Certo dia, um helicóptero surge para salvá-lo, mas um novo acidente prolonga sua temporada ártica. Mas o desafio fica ainda maior, já que ele precisa agora cuidar de uma das tripulantes, que está entre a vida e a morte. E o filme acompanha o calvário daquele homem, vulnerável a constantes tempestades de neve, ataques de ursos polares famintos e a tristeza diante da possibilidade de nunca sair dali, mas que vê em sua nova companheira de isolamento uma motivação para não desistir.

A ideia de começar com um longa quase mudo e sobre a sobrevivência humana veio de uma lição aprendida no Youtube. “Não interessa se você é do Brasil, da Dinamarca, da Bélgica... Você pode entender o sentido [dos vídeos no Youtube], se não pelos diálogos, pela música, pelas expressões faciais e outras ferramentas. Foi algo que quis manter nesse primeiro filme: fazer um filme que todo mundo pudesse compreender facilmente.”

Joe nasceu Jonatas e passou parte da infância em Poá (região metropolitana de São Paulo), até se mudar, ainda adolescente, com a família, para os EUA, em 1999. Com o surgimento do Youtube, começou a fazer vídeos caseiros sem muita ambição e disponibilizar no site de streaming, mas que acabaram caindo no gosto dos seguidores. Tornou-se aos poucos uma celebridade digital, que hoje conta com 7 milhões de seguidores.

Seus vídeos são em geral divertidos e sobre temas bastante variados – em um deles, por exemplo, filma barulho de taças de bebidas e edita os sons, formando o Hino Nacional do Brasil. Sua popularidade pregressa foi um passo essencial para que produtores resolvessem apostar em seu trabalho.


“Os seguidores vêm me acompanhando desde o início e têm assistido também às minhas outras produções [fora da internet]. Sentem-se como se fossem parte dessa evolução. Espero que haja uma continuidade desse processo com o longa”, diz o diretor, que é casado com uma americana e vive em Los Angeles.

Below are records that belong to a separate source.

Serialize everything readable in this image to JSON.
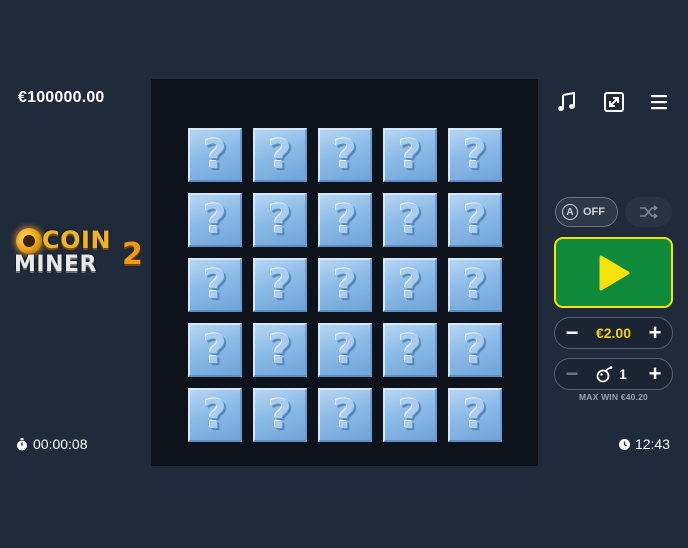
{
  "balance": "€100000.00",
  "logo": {
    "line1": "COIN",
    "line2": "MINER",
    "number": "2"
  },
  "timer": {
    "elapsed": "00:00:08"
  },
  "clock": {
    "time": "12:43"
  },
  "board": {
    "rows": 5,
    "cols": 5,
    "tile_symbol": "?"
  },
  "controls": {
    "auto": {
      "letter": "A",
      "state": "OFF"
    },
    "bet": {
      "value": "€2.00",
      "minus": "−",
      "plus": "+"
    },
    "mines": {
      "value": "1",
      "minus": "−",
      "plus": "+"
    },
    "max_win": "MAX WIN €40.20"
  },
  "icons": {
    "music": "music-note-icon",
    "fullscreen": "fullscreen-icon",
    "menu": "hamburger-menu-icon",
    "shuffle": "shuffle-icon",
    "play": "play-icon",
    "bomb": "bomb-icon",
    "stopwatch": "stopwatch-icon",
    "clock": "clock-icon"
  },
  "colors": {
    "background": "#1f2a3b",
    "board": "#0d121b",
    "tile": "#8cbbe8",
    "play_button": "#0e8a3a",
    "play_border": "#f6e20a",
    "bet_text": "#f4d10c"
  }
}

A ideia inicial era que a trama de “Arctic” se passasse em Marte, mas as prováveis dificuldades de produção (e o lançamento de “Perdido em Marte”, de Ridley Scott, em 2015) fizeram a equipe mudar a ambientação para o Polo Norte. “Eu teria preferido filmar no deserto, que é mais quente”, brinca Penna, não negando que ainda mantém certa brasilidade. “Nas filmagens, precisei de roupas com aquecimento por bateria, o que eu nem sabia que existia antes de ir para lá”, diz o cineasta. As filmagens duraram apenas 19 dias e foram feitas em território gelado islandês.

“Arctic”, por enquanto, ainda não tem distribuição garantida no Brasil. Mas Penna é categórico ao dizer o quanto seria importante que o filme fosse lançado em seu país natal. “Adoraria também fazer um filme no Brasil: é de onde venho e acho que posso falar à cultura brasileira muito bem. Mas antes disso gostaria de dar continuidade à internacionalidade do meu trabalho”, diz, referindo-se à preocupação de manter a premissa de que seus filmes sejam compreendidos universalmente.

Ao dizer que tipo de projeto nacional se interessaria de fazer, cita apenas um colaborador que gostaria de ter – e que, assim como ele, é ao mesmo tempo brasileiro e internacional. “Seria um prazer trabalhar com Rodrigo Santoro. É um ator incrível”, diz o cineasta.